Learning To Yell At The Right Time
Raising children is a constant experiment. It isn’t a guaranteed formula with a guaranteed outcome. We are constantly hypothesizing, testing, guessing, practicing, rearranging, refiguring, counting, collecting, experimenting. What works once, doesn’t always work again. One outcome sometimes repeats itself over and over, then, suddenly, it doesn’t ever reoccur.
With our William, we’ve learned a few new lessons. Or perhaps, we’ve learned that every child needs parents to be aware, consistent, vigilant, loving, and present. Every child needs to know you are not going to change, you are not going to quit, you are not going to walk away. You are not going to bend -- at least not too far.

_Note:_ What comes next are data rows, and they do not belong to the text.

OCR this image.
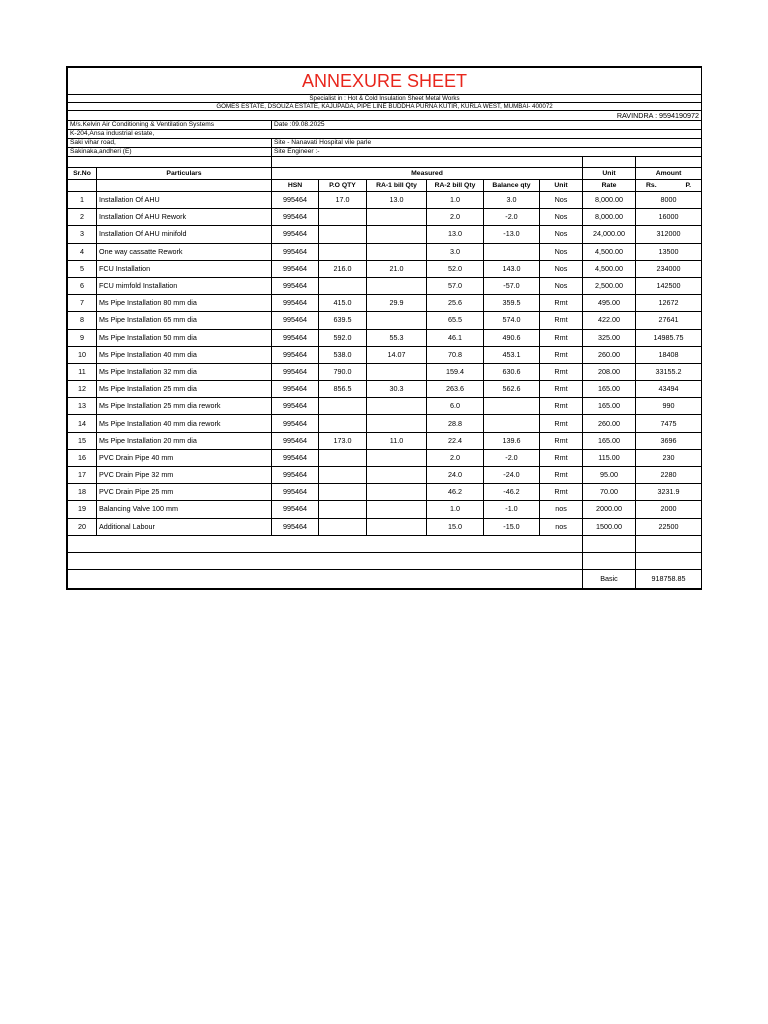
ANNEXURE SHEET									
Specialist in : Hot & Cold Insulation Sheet Metal Works									
GOMES ESTATE, DSOUZA ESTATE, KAJUPADA, PIPE LINE BUDDHA PURNA KUTIR, KURLA WEST, MUMBAI- 400072									
RAVINDRA : 9594190972									
M/s.Kelvin Air Conditioning & Ventilation Systems		Date :09.08.2025							
K-204,Ansa industrial estate,									
Saki vihar road,		Site - Nanavati Hospital vile parle							
Sakinaka,andheri (E)		Site Engineer :-							

Sr.No	Particulars	Measured						Unit	Amount
		HSN	P.O QTY	RA-1 bill Qty	RA-2 bill Qty	Balance qty	Unit	Rate	Rs. P.

1	Installation Of AHU	995464	17.0	13.0	1.0	3.0	Nos	8,000.00	8000
2	Installation Of AHU Rework	995464			2.0	-2.0	Nos	8,000.00	16000
3	Installation Of AHU minifold	995464			13.0	-13.0	Nos	24,000.00	312000
4	One way cassatte Rework	995464			3.0		Nos	4,500.00	13500
5	FCU Installation	995464	216.0	21.0	52.0	143.0	Nos	4,500.00	234000
6	FCU mimfold Installation	995464			57.0	-57.0	Nos	2,500.00	142500
7	Ms Pipe Installation 80 mm dia	995464	415.0	29.9	25.6	359.5	Rmt	495.00	12672
8	Ms Pipe Installation 65 mm dia	995464	639.5		65.5	574.0	Rmt	422.00	27641
9	Ms Pipe Installation 50 mm dia	995464	592.0	55.3	46.1	490.6	Rmt	325.00	14985.75
10	Ms Pipe Installation 40 mm dia	995464	538.0	14.07	70.8	453.1	Rmt	260.00	18408
11	Ms Pipe Installation 32 mm dia	995464	790.0		159.4	630.6	Rmt	208.00	33155.2
12	Ms Pipe Installation 25 mm dia	995464	856.5	30.3	263.6	562.6	Rmt	165.00	43494
13	Ms Pipe Installation 25 mm dia rework	995464			6.0		Rmt	165.00	990
14	Ms Pipe Installation 40 mm dia rework	995464			28.8		Rmt	260.00	7475
15	Ms Pipe Installation 20 mm dia	995464	173.0	11.0	22.4	139.6	Rmt	165.00	3696
16	PVC Drain Pipe 40 mm	995464			2.0	-2.0	Rmt	115.00	230
17	PVC Drain Pipe 32 mm	995464			24.0	-24.0	Rmt	95.00	2280
18	PVC Drain Pipe 25 mm	995464			46.2	-46.2	Rmt	70.00	3231.9
19	Balancing Valve 100 mm	995464			1.0	-1.0	nos	2000.00	2000
20	Additional Labour	995464			15.0	-15.0	nos	1500.00	22500

								Basic	918758.85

Recently, William has started to detest his nap time. This would not be a huge problem, but without a nap, he is a mess by 6 p.m.. Without a nap, he doesn’t make a lot of sense. He knows he needs it, but he has a hard time giving in to the rest; especially when big brother and sister are busy playing.
We were running around kicking the soccer ball in the front yard when I announced that it was naptime. He announced/screamed extremely loudly, “I’M NOT GOING TO TAKE MY NAP!” He was mad. He was loud.
It was a great moment. We were outside. We were at home. I explained that that loud screaming voice had a lot of great uses. We yelled, “GOAL!” We yelled, “WATCH OUT!” We yelled, “WE HAVE BABY PIGS!” We yelled, “YOU ARE AWESOME!” Then I explained that when we talked about naptime, it wasn’t time to use that amazingly loud voice.
He got that. We’ve talked about it since then and talked about different ways to use our voices. Kids love to learn about the control they have over their voices and how it can be used. It’s so fun to explore with them and not pigeon hole or dig a hole with "no’s" and "Be quiet!" approaches.
We also are working with William on retiring from thumb sucking. We explained that he was four now and it was time to stop. He only sucks it at night or when we are on a long car ride. George gave him some ideas about how to stop the habit, like put his hand under his pillow or hold on to a favorite stuffed animal.
One day. At nap. Which is always hard. I asked him about sucking his thumb. He said that his body knew when he was or was not sucking his thumb and that his body was trying figuring out that it didn’t need him to suck his thumb anymore.
We chatted about this a little. He felt that his body changed when he sucked his thumb and that was why he needed to suck it and that his body was now learning how to not need that thumb suck.
I love these conversations. Children love to talk. They love to explain. Even when we are trying to correct a behavior, we can talk through it and about it and with it.